12-year-old Cyrus Creasy won the U-14 race at the Mammoth Biathlon on Saturday. FYI, biathlon is a sport that combines cross-country skiing and target shooting. Competitors in the U-14 division skied three laps around a 1.25 kilometer course, and after the first and second laps stopped to shoot targets at a distance of 25 meters, prone, with a .22 bolt action rifle designed for the biathlon.
Staying cool under duress is the game. Competitors must shoot accurately while their hearts beat furiously and their lungs burn in cold air. For each missed shot they must ski a short penalty lap.
Creasy didn’t just win the U-14 race; he dominated. His time of 14:58 was 3 minutes ahead of second place.
Rather than sit on his laurels Creasy decided to come back two hours later and race in the U-16 division. The U-16 race was the same distance as the open adult division: three laps around a two kilometer course and two times target shooting at 50 meters, once prone and once standing.
He won that too, and in the process put up the fastest time of the day for the 6 kilometer course, 23:50. The fastest adult of the day was 57-year-old Jeffrey Byberg at 25:31.
So how did a 12-year-old become skiing and shooting stud?
Creasy has been skiing for, in his words, “Ever since I could.” His parents would take him out in a sled that they towed behind them as they skied. Around the age of five, he strapped on his first nordic skis.
He has come up through the Mammoth Middle School cross-country ski team, coached by Kathi Kirkeby. He also competes for a “Comp Team,” which travels to Far West Competitions. The Comp Team was created by Nancy Fiddler. Fiddler was an Olympian in cross country skiing for the U.S. in 1988 and 1992.

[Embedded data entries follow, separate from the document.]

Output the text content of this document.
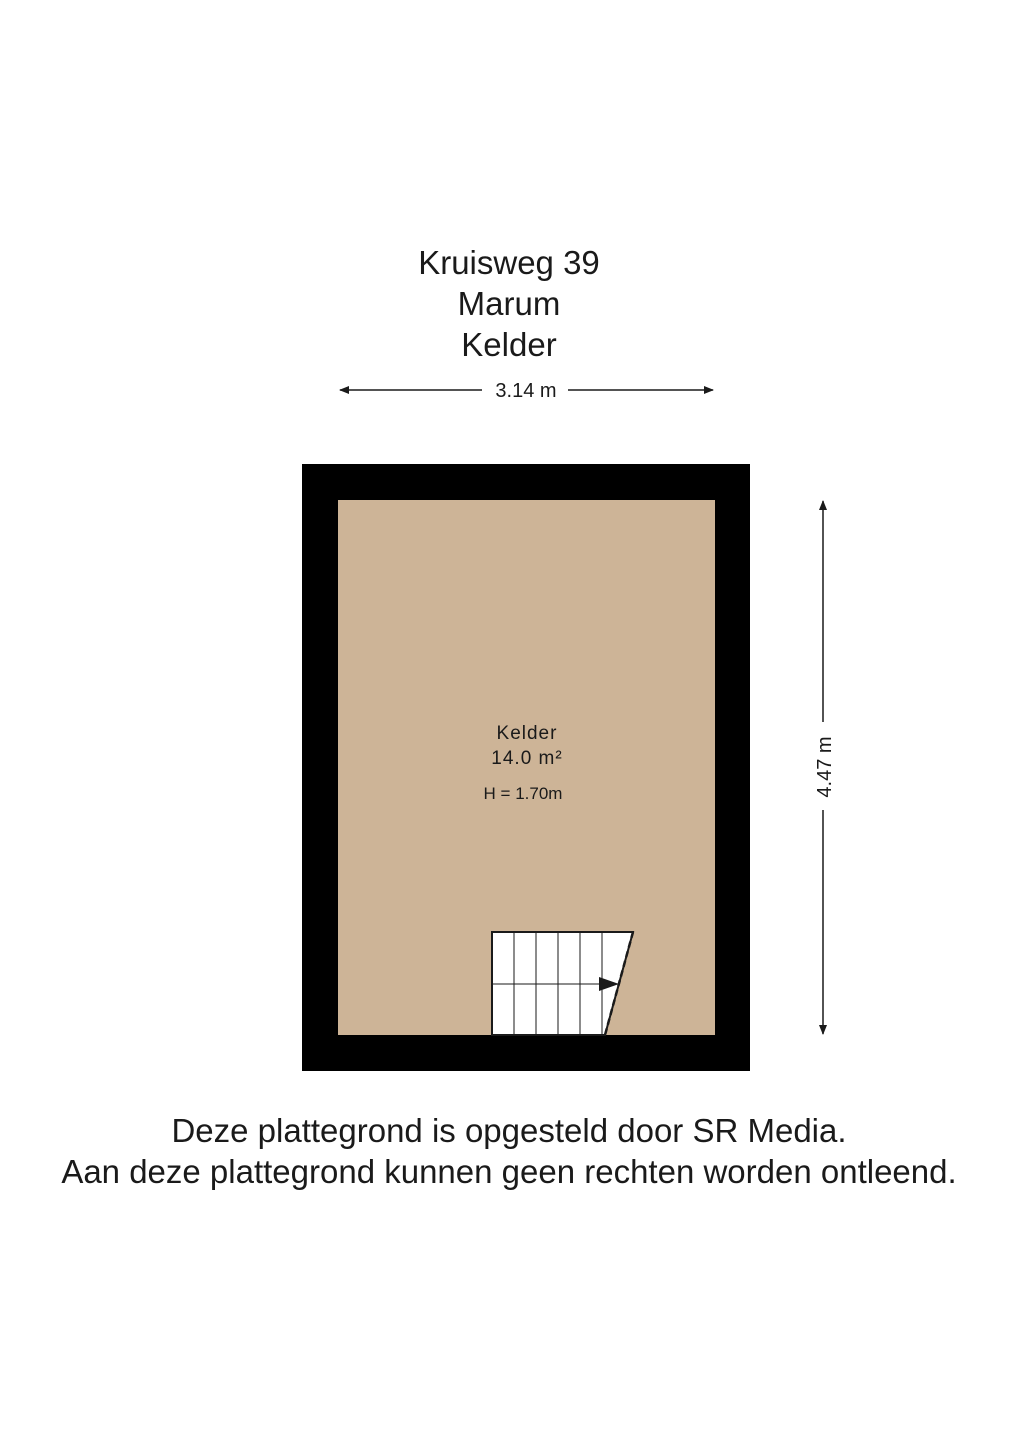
Kruisweg 39
Marum
Kelder
3.14 m
Kelder
14.0 m²
H = 1.70m	4.47 m
Deze plattegrond is opgesteld door SR Media.
Aan deze plattegrond kunnen geen rechten worden ontleend.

She has phased herself out of coaching, but continues to volunteer with the middle and high school skiers one day a week.
“Right now we have a really great group of middle school skiers who love racing and training,” Fiddler said.
The middle school team finished third at the California State Championships. With six athletes on the team, they were the smallest group at the race. Tahoe teams are on average much larger than the Mammoth group. The Auburn Ski Club is massive. Mammoth also only had seventh graders competing.
Creasy personally finished fifth place at almost every competition. He would lose to the same four athletes, three 8th graders, two of whom are “crazy fast,” and one of whom is Norwegian (a genetic advantage); and one 7th grader. Creasy’s short term goal is to beat that seventh grader and become the top middle schooler in the state. The mark’s name is Azure Sanchez, and he skis for Auburn.
Creasy’s long term goal is simple: “I want to be an Olympian.”
As a cross-country skier or a biathlete? Both, he says.
The biathlon for Creasy is more of a side gig. He says that it’s pretty much the same as cross-country skiing. He only practiced shooting three times before the Mammoth Biathlon.
“I didn’t shoot that well in my second race,” he said. “We didn’t practice shooting at 50 meters so I was kinda winging it … I said, ‘You know what, I’m just gonna shoot as fast as I can and do penalty laps.’”
He says he wants to travel to more competitive biathlons in the coming years.
Coach Fiddler says that the future is bright for Mammoth Nordic.
“All the kids I work with are exceptional. You could ask them to ski off a cliff and they would do it for you,” she said.
The middle schoolers have this group feeling that is fun to be around. They are really good friends. They take care of each other … It restores my faith in humanity to work with these kids.”